How to trained a model for common voice dataset using deepspeech v0.6.1?

ok. Thanks, now Im getting somewhat. I have one more query regarding overfitting on common voice dataset using below command,

nohup ./DeepSpeech.py --n_hidden 2048 --learning_rate 0.0001 --checkpoint_dir /home/user/deepspeech-0.6.1-checkpoint/ --train_files /home/user/en/clips/train.csv --dev_files /home/user/en/clips/dev.csv --test_files /home/user/en/clips/test.csv --export_dir /home/user/modelexport  --use_cudnn_rnn --train_batch_size 100 --test_batch_size 100 --dev_batch_size 100 &

And the log is,
epoch starting time 2020-02-03 15:28:04.162653
Epoch 0 |   Training | Elapsed Time: 0:00:00 | Steps: 0 | Loss: 0.000000
Epoch 0 |   Training | Elapsed Time: 0:00:03 | Steps: 1 | Loss: 8.183294
Epoch 0 |   Training | Elapsed Time: 0:00:05 | Steps: 2 | Loss: 8.716593
Epoch 0 |   Training | Elapsed Time: 0:00:08 | Steps: 3 | Loss: 8.281446
Epoch 0 |   Training | Elapsed Time: 0:00:10 | Steps: 4 | Loss: 8.427862
Epoch 0 |   Training | Elapsed Time: 0:00:12 | Steps: 5 | Loss: 8.701849
Epoch 0 |   Training | Elapsed Time: 0:00:15 | Steps: 6 | Loss: 8.790705
Epoch 0 |   Training | Elapsed Time: 0:00:17 | Steps: 7 | Loss: 8.693750
.
.
.
Epoch 0 |   Training | Elapsed Time: 0:32:18 | Steps: 308 | Loss: 19.248939
Epoch 0 | Validation | Elapsed Time: 0:00:00 | Steps: 0 | Loss: 0.000000 | Dataset: /home/user/en/clips/dev.csv
Epoch 0 | Validation | Elapsed Time: 0:00:03 | Steps: 1 | Loss: 24.301804 | Dataset: /home/user/en/clips/dev.csv
Epoch 0 | Validation | Elapsed Time: 0:00:06 | Steps: 2 | Loss: 27.545616 | Dataset: /user/en/clips/dev.csv
Epoch 0 | Validation | Elapsed Time: 0:00:08 | Steps: 3 | Loss: 26.931159 | Dataset: /home/en/clips/dev.csv
I Saved new best validating model with loss 38.864146 to: /home/user/deepspeech-0.6.1-checkpoint/best_dev-234092
epoch ending time 2020-02-03 16:05:47.882186
Total epoch time 0:37:43.719533
epoch starting time 2020-02-03 16:05:47.882206
Epoch 1 |   Training | Elapsed Time: 0:00:00 | Steps: 0 | Loss: 0.000000
Epoch 1 |   Training | Elapsed Time: 0:00:04 | Steps: 1 | Loss: 9.052685
.
.
.
Epoch 1 | Validation | Elapsed Time: 0:05:20 | Steps: 63 | Loss: 39.579556 | Dataset: /home/user/en/clips/dev.csv
Epoch 1 | Validation | Elapsed Time: 0:05:20 | Steps: 63 | Loss: 39.579556 | Dataset: /home/user/en/clips/dev.csv

Like this till epoch 33 Im getting training loss always decreasing but the validation loss is always increasing.

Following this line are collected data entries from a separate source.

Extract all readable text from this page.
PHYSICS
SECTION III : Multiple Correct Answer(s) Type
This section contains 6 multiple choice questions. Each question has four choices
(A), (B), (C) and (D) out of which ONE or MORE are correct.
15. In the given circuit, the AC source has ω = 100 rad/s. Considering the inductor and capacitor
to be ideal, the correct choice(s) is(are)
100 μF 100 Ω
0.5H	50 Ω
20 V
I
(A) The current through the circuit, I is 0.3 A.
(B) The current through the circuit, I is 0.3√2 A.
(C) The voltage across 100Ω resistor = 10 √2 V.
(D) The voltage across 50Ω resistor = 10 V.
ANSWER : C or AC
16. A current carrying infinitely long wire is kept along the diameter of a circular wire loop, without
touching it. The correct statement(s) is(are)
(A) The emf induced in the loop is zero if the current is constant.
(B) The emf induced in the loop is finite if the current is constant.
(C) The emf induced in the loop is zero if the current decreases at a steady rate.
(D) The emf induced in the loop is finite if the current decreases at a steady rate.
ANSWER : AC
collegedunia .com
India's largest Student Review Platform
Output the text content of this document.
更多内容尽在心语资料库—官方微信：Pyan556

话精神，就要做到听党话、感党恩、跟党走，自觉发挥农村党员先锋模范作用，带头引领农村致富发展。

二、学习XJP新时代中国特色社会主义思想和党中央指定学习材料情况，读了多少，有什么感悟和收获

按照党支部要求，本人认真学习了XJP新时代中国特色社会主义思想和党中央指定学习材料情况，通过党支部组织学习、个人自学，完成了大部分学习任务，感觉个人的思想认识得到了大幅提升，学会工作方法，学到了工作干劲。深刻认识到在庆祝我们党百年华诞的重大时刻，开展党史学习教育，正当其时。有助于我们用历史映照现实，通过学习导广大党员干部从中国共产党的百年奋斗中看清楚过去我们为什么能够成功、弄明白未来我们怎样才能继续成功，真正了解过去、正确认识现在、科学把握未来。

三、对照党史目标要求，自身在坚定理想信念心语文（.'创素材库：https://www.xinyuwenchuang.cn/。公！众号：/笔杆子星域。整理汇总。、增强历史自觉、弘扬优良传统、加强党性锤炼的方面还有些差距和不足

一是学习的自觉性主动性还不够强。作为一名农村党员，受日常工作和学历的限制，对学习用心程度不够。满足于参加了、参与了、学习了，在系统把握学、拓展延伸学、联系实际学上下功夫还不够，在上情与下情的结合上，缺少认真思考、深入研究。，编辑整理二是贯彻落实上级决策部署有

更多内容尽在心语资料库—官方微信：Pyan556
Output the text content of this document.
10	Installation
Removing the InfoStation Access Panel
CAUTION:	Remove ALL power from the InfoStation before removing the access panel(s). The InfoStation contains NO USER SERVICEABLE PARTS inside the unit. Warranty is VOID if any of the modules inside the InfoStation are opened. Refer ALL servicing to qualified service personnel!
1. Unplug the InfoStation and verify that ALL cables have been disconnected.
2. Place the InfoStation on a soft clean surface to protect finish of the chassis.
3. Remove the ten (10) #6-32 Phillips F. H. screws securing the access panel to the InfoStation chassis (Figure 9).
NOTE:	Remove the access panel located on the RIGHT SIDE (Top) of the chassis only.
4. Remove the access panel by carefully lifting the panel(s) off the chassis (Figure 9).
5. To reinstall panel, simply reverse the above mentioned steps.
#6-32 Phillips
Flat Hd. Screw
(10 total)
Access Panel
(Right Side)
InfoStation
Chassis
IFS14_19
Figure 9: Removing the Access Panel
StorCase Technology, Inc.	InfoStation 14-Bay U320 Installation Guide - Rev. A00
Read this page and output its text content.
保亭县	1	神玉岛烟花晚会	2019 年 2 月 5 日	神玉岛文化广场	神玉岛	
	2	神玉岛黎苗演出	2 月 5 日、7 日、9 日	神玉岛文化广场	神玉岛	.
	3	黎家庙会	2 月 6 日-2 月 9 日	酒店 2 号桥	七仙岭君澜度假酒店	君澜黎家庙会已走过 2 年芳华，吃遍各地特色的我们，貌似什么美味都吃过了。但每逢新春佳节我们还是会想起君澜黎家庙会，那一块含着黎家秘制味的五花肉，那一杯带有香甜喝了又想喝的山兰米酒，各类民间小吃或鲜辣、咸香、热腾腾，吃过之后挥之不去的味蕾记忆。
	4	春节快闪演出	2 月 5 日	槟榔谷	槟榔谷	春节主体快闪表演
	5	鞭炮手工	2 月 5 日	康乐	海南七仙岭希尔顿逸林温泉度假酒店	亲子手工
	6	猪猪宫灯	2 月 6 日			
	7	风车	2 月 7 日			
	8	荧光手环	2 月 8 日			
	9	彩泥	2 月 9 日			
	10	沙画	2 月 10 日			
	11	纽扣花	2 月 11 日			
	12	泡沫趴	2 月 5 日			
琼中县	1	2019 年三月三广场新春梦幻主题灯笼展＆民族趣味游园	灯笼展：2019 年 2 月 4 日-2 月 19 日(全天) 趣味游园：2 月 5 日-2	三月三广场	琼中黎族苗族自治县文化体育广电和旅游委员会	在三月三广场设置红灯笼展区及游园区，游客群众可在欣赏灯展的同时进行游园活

That’s textbook overfitting. You need to do your own homework and adjust training hyper-parameters.

Joining this nice challenge of training something on a CommonVoice.
Have some tips for now:

  1. Don’t run an example code like DeepSpeech.py --train_files ./train.csv --dev_files ./dev.csv --test_files ./test.csv --automatic_mixed_precision=True without parameters. At least batch_size. It will increase loss and will be super slow. It takes only one short example and NN can’t learn anything good.
  2. After you get right params you’ll likely see validation drops with Epochs and it’s good. The system checkpoints the best validation model and will use it for test. To get better results play with learning rate & dropout.
  3. You may need about 2 days to train on 2X1080ti with batch_size=16
  4. Test shows best, middle and worst WER. Best WER should be 0.
  5. Something around 48% is what is reported
  6. I believe it’s due to bad examples and language model from Wikipedia. So retrain lm.

Now I’m on this step

1 Like

Thanks @fleandr :slight_smile: Your suggestions are helpful. I will definitely going to try them.